Install PyG, and then do pip install scpert
- anndata==0.9.2
- scanpy==1.9.8
- torch==2.3.0
- torch-geometric==2.6.1
- scvi-tools==0.20.3
- pandas==2.0.3
- numpy==1.24.4
- scipy==1.10.1
- cell-gears==0.0.2
- nvidia-cublas-cu12==12.1.3.1
- nvidia-cudnn-cu12==8.9.2.26
- flash_attn==0.2.8
embedding_dir: Directory containing gene embedding files (.npy)

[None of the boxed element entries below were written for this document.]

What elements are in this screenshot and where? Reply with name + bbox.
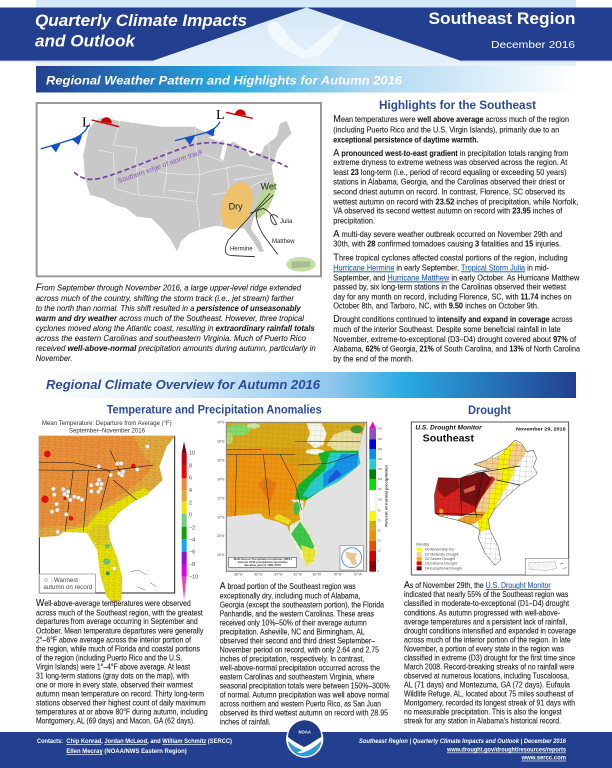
text block: drought: [404, 579, 576, 725]
text block: highlights: A pronounced west-to-east gradient in precipitation totals ranging from: [333, 147, 568, 159]
text block: temperature: [36, 597, 208, 725]
section bar: regional weather pattern: [36, 66, 576, 92]
precipitation color scale: 0: [378, 569, 380, 573]
western front: L: [82, 116, 91, 131]
text block: temperature: across much of the Southeast region, with the greatest: [36, 607, 203, 617]
text block: precipitation: of normal. Autumn precipitation was well above normal: [220, 689, 389, 699]
precipitation color scale: 5: [378, 558, 380, 562]
precipitation color scale: 90: [378, 508, 381, 512]
precipitation color scale: 400: [378, 437, 383, 441]
text block: drought: November, a portion of every state in the region was: [404, 643, 564, 653]
text block: narrative: across the eastern Carolinas and southeastern Virginia. Much of Puerto Rico: [36, 333, 306, 343]
text block: highlights: A multi-day severe weather outbreak occurred on November 29th and: [333, 228, 563, 240]
text block: precipitation: Panhandle, and the western Carolinas. These areas: [220, 608, 374, 618]
header band: [0, 8, 612, 61]
text block: highlights: day for any month on record, including Florence, SC, with 11.74 inches on: [333, 291, 572, 301]
text block: highlights: Alabama, 62% of Georgia, 21% of South Carolina, and 13% of North Carolina: [333, 343, 580, 353]
storm track label: Southern edge of storm track: [117, 149, 204, 185]
map axes: 86°W: [254, 573, 263, 577]
chart title: temperature map: [42, 419, 172, 434]
section bar: regional climate overview: Regional Climate Overview for Autumn 2016: [46, 378, 321, 392]
Puerto Rico oval: [286, 257, 316, 272]
text block: drought: AL (71 days) and Montezuma, GA (72 days). Eufaula: [404, 679, 570, 689]
western front: [41, 116, 119, 152]
map data label: Multi-Sensor Precipitation Estimates (MPE): [234, 557, 292, 561]
precipitation color scale: 130: [378, 477, 383, 481]
chart: drought monitor map: [411, 422, 569, 575]
legend: warmest autumn: autumn on record: [43, 585, 92, 591]
publication info: Southeast Region | Quarterly Climate Impacts and Outlook | December 2016: [359, 738, 566, 745]
precipitation color scale: [369, 422, 388, 573]
text block: highlights: least 23 long-term (i.e., period of record equaling or exceeding 50 years): [333, 167, 567, 177]
precipitation color scale: 500: [378, 426, 383, 430]
text block: highlights: November, extreme-to-exceptional (D3–D4) drought covered about 97% of: [333, 334, 577, 344]
map axes: 84°W: [274, 573, 283, 577]
storm tracks: [225, 193, 278, 257]
text block: drought: March 2008. Record-breaking streaks of no rainfall were: [404, 661, 575, 671]
footer: [0, 732, 612, 768]
text block: temperature: Virgin Islands) were 1°–4°F above average. At least: [36, 661, 191, 671]
text block: highlights: 30th, with 28 confirmed tornadoes causing 3 fatalities and 15 injuries.: [333, 238, 561, 248]
contacts: [37, 738, 232, 755]
text block: precipitation: A broad portion of the Southeast region was: [220, 580, 356, 592]
region and date: [428, 9, 576, 51]
publication info: www.sercc.com: [521, 755, 566, 762]
title: [35, 11, 247, 50]
drought legend: D4 Exceptional Drought: [425, 567, 462, 571]
text block: drought: streak for any station in Alabama's historical record.: [404, 715, 561, 725]
drought monitor titles: November 29, 2016: [516, 426, 566, 432]
map data label: Autumn 2016 precipitation anomalies: [238, 560, 288, 564]
drought monitor titles: Southeast: [423, 434, 475, 445]
map axes: 82°W: [294, 573, 303, 577]
contacts: Chip Konrad, Jordan McLeod, and William Schmitz (SERCC): [66, 738, 232, 745]
map axes: 36°N: [217, 458, 225, 462]
contacts: Ellen Mecray (NOAA/NWS Eastern Region): [66, 748, 187, 755]
map labels: Dry: [229, 201, 243, 211]
text block: precipitation: Georgia (except the southeastern portion), the Florida: [220, 599, 384, 609]
drought legend: D2 Severe Drought: [425, 557, 455, 561]
map labels: Matthew: [272, 239, 295, 245]
text block: temperature: one or more in every state, observed their warmest: [36, 679, 194, 689]
temperature color scale: −6: [189, 550, 195, 556]
text block: narrative: to the north than normal. This shift resulted in a persistence of unseasonably: [36, 303, 301, 313]
text block: narrative: [36, 282, 316, 363]
icon: NOAA logo: [286, 720, 323, 758]
temperature color scale: 10: [189, 451, 195, 457]
text block: highlights: extreme dryness to extreme wetness was observed across the region. At: [333, 157, 568, 167]
text block: narrative: cyclones moved along the Atlantic coast, resulting in extraordinary rainfall totals: [36, 323, 315, 333]
title: and Outlook: [35, 32, 137, 50]
legend: warmest autumn: [39, 574, 95, 593]
text block: precipitation: inches of rainfall.: [220, 716, 271, 726]
wet oval: [251, 179, 279, 221]
map data label: [229, 557, 297, 567]
precipitation color scale: 10: [378, 548, 381, 552]
map axes: 78°W: [333, 573, 342, 577]
text block: temperature: temperatures at or above 80°F during autumn, including: [36, 706, 208, 716]
Puerto Rico inset: [340, 546, 363, 570]
map axes: 28°N: [217, 534, 225, 538]
temperature color scale: −8: [189, 562, 195, 568]
precipitation color scale: 110: [378, 487, 382, 491]
region and date: Southeast Region: [428, 9, 576, 28]
map labels: [229, 182, 295, 253]
text block: highlights: wettest autumn on record with 23.52 inches of precipitation, while Norfolk,: [332, 196, 578, 206]
icon: NOAA logo: NOAA: [299, 730, 311, 734]
publication info: www.drought.gov/drought/resources/reports: [446, 746, 566, 754]
panel: weather pattern map: [37, 103, 321, 276]
Caribbean islands: [131, 570, 157, 590]
text block: highlights: stations in Alabama, Georgia, and the Carolinas observed their driest or: [333, 176, 565, 186]
precipitation color scale: 150: [378, 467, 383, 471]
map axes: 76°W: [354, 573, 363, 577]
contacts: Contacts:: [37, 738, 63, 745]
text block: temperature: of the region (including Puerto Rico and the U.S.: [36, 652, 182, 662]
precipitation color scale: 25: [378, 538, 381, 542]
text block: highlights: second driest autumn on record. In contrast, Florence, SC observed its: [333, 186, 565, 196]
text block: temperature: Well-above-average temperatures were observed: [36, 597, 191, 609]
legend: warmest autumn: : Warmest: [51, 578, 78, 584]
chart: precipitation percent of normal map: [217, 420, 388, 577]
text block: highlights: passed by, six long-term stations in the Carolinas observed their wettest: [333, 281, 567, 291]
text block: highlights: October 8th, and Tarboro, NC, with 9.50 inches on October 9th.: [333, 300, 539, 310]
text block: highlights: [332, 113, 580, 363]
text block: temperature: Montgomery, AL (69 days) and Macon, GA (62 days).: [36, 715, 195, 725]
map labels: Hermine: [230, 247, 253, 253]
temperature color scale: 2: [189, 501, 192, 507]
text block: precipitation: across northern and western Puerto Rico, as San Juan: [220, 698, 381, 708]
storm track edge: [74, 143, 288, 179]
text block: precipitation: seasonal precipitation totals were between 150%–300%: [220, 680, 390, 690]
text block: narrative: across much of the country, shifting the storm track (i.e., jet stream) farther: [36, 293, 295, 303]
temperature color scale: 8: [189, 464, 192, 470]
temperature color scale: 4: [189, 488, 192, 494]
temperature color scale: [182, 442, 198, 600]
text block: precipitation: eastern Carolinas and southeastern Virginia, where: [220, 671, 375, 681]
eastern front: [175, 108, 253, 145]
eastern front: L: [216, 108, 225, 123]
header backdrop: [36, 0, 576, 66]
text block: drought: no measurable precipitation. This is also the longest: [404, 706, 562, 716]
text block: highlights: much of the interior Southeast. Despite some beneficial rainfall in late: [333, 324, 561, 334]
text block: highlights: by the end of the month.: [333, 353, 413, 363]
chart: temperature departure map: [39, 436, 198, 606]
text block: drought: Montgomery, recorded its longest streak of 91 days with: [404, 697, 575, 707]
text block: narrative: warm and dry weather across much of the Southeast. However, three tropical: [36, 313, 305, 323]
temperature color scale: −4: [189, 537, 195, 543]
text block: narrative: From September through November 2016, a large upper-level ridge extended: [36, 282, 301, 294]
heading: drought: Drought: [468, 405, 511, 417]
text block: drought: Wildlife Refuge, AL, located about 75 miles southeast of: [404, 688, 574, 698]
precipitation color scale: 100: [378, 498, 383, 502]
precipitation color scale: Percent of normal precipitation: [383, 464, 388, 527]
map axes: 80°W: [313, 573, 322, 577]
text block: highlights: exceptional persistence of daytime warmth.: [333, 134, 478, 144]
drought monitor titles: U.S. Drought Monitor: [415, 426, 482, 432]
dry oval: [215, 178, 258, 233]
text block: drought: drought conditions intensified and expanded in coverage: [404, 625, 576, 635]
text block: precipitation: observed its third wettest autumn on record with 28.95: [220, 707, 388, 717]
text block: precipitation: received only 10%–50% of their average autumn: [220, 617, 367, 627]
text block: narrative: November.: [36, 353, 72, 363]
temperature color scale: 0: [189, 512, 192, 518]
text block: temperature: October. Mean temperature departures were generally: [36, 625, 204, 635]
text block: temperature: 2°–6°F above average across the interior portion of: [36, 635, 192, 645]
text block: drought: classified in moderate-to-exceptional (D1–D4) drought: [404, 598, 570, 608]
drought monitor titles: [415, 426, 566, 445]
drought legend: D0 Abnormally Dry: [425, 548, 454, 552]
text block: precipitation: precipitation. Asheville, NC and Birmingham, AL: [220, 626, 365, 636]
map data label: Baseline period: 1981-2010: [245, 563, 281, 567]
text block: precipitation: observed their second and third driest September–: [220, 635, 375, 645]
text block: drought: As of November 29th, the U.S. Drought Monitor: [404, 579, 551, 591]
drought legend: D1 Moderate Drought: [425, 552, 459, 556]
section bar: regional climate overview: [36, 372, 576, 398]
temperature color scale: 6: [189, 476, 192, 482]
text block: drought: indicated that nearly 55% of the Southeast region was: [404, 589, 568, 599]
text block: drought: across much of the interior portion of the region. In late: [404, 634, 571, 644]
map axes: 40°N: [217, 420, 225, 424]
heading: temperature and precipitation anomalies: Temperature and Precipitation Anomalies: [107, 404, 322, 416]
drought legend: [416, 542, 462, 571]
map labels: Wet: [261, 182, 277, 192]
text block: precipitation: exceptionally dry, including much of Alabama,: [220, 590, 360, 600]
text block: highlights: Three tropical cyclones affected coastal portions of the region, including: [333, 251, 568, 263]
text block: temperature: 31 long-term stations (gray dots on the map), with: [36, 670, 189, 680]
text block: precipitation: [219, 580, 390, 726]
drought legend: Intensity:: [416, 542, 430, 546]
text block: drought: average temperatures and a persistent lack of rainfall,: [404, 616, 567, 626]
chart title: temperature map: September–November 2016: [69, 427, 145, 434]
title: Quarterly Climate Impacts: [35, 11, 247, 30]
icon: bird swoosh: [267, 21, 344, 59]
map axes: 38°N: [217, 440, 225, 444]
map axes: 88°W: [234, 573, 243, 577]
text block: temperature: departures from average occurring in September and: [36, 616, 198, 626]
text block: highlights: (including Puerto Rico and the U.S. Virgin Islands), primarily due to an: [333, 124, 560, 134]
drought legend: D3 Extreme Drought: [425, 562, 457, 566]
temperature color scale: −10: [189, 575, 198, 581]
warmest autumn station dots: [50, 445, 149, 570]
map axes: 26°N: [217, 553, 225, 557]
text block: highlights: Hurricane Hermine in early September, Tropical Storm Julia in mid-: [333, 262, 549, 272]
text block: precipitation: well-above-normal precipitation occurred across the: [219, 662, 380, 672]
text block: highlights: Drought conditions continued to intensify and expand in coverage across: [333, 313, 573, 325]
text block: temperature: the region, while much of Florida and coastal portions: [36, 643, 200, 653]
chart title: temperature map: Mean Temperature: Departure from Average (°F): [42, 419, 172, 427]
map axes: 34°N: [217, 477, 225, 481]
text block: narrative: received well-above-normal precipitation amounts during autumn, particularly in: [36, 343, 316, 353]
precipitation color scale: 50: [378, 528, 381, 532]
US map: [83, 118, 292, 252]
heading: highlights: Highlights for the Southeast: [379, 98, 536, 112]
precipitation color scale: 300: [378, 447, 383, 451]
section bar: regional weather pattern: Regional Weather Pattern and Highlights for Autumn 2016: [46, 73, 402, 87]
text block: highlights: September, and Hurricane Matthew in early October. As Hurricane Matthew: [333, 272, 580, 282]
map axes: 32°N: [217, 496, 225, 500]
text block: drought: observed at numerous locations, including Tuscaloosa,: [404, 670, 569, 680]
precipitation color scale: 200: [378, 457, 383, 461]
Puerto Rico inset: [525, 558, 569, 575]
text block: precipitation: November period on record, with only 2.64 and 2.75: [220, 644, 379, 654]
map labels: Julia: [280, 219, 293, 225]
text block: highlights: Mean temperatures were well above average across much of the region: [333, 113, 569, 125]
text block: temperature: stations observed their highest count of daily maximum: [36, 697, 206, 707]
text block: highlights: precipitation.: [333, 216, 375, 226]
text block: temperature: autumn mean temperature on record. Thirty long-term: [36, 688, 204, 698]
map axes: [217, 420, 363, 577]
text block: drought: classified in extreme (D3) drought for the first time since: [404, 652, 575, 662]
temperature color scale: −2: [189, 525, 195, 531]
region and date: December 2016: [491, 39, 575, 51]
text block: precipitation: inches of precipitation, respectively. In contrast,: [220, 653, 364, 663]
publication info: [359, 738, 566, 762]
text block: drought: conditions. As autumn progressed with well-above-: [404, 607, 560, 617]
text block: highlights: VA observed its second wettest autumn on record with 23.95 inches of: [333, 205, 563, 215]
map axes: 30°N: [217, 515, 225, 519]
precipitation color scale: 75: [378, 518, 381, 522]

data_path: Base directory for perturbation datasets
model_path: Pretrained model directory containing model.pt
pert_file:CSV file specifying perturbation pairs with columns: gene1,gene2
You can train scPert on your perturbation dataset simply running the Python script:
python ./scripts/train.py
You can use scPert to predict single gene or gene pairs perturbations by running the scripts:
python ./scripts/infer.py
Using API Interface:
from scpert import predict,train,ProcePertdata,scpert
pertData = ProcePertdata(data_path)
pertData.load(DataName = 'norman')
# training
train(data_path, DataName, model_save_path, embedding_path)
# predict
predict(model_path, data_path, pert_file_path, model_name='norman', device='auto',embedding_path, output_dir='./results')
This work is currently under peer review.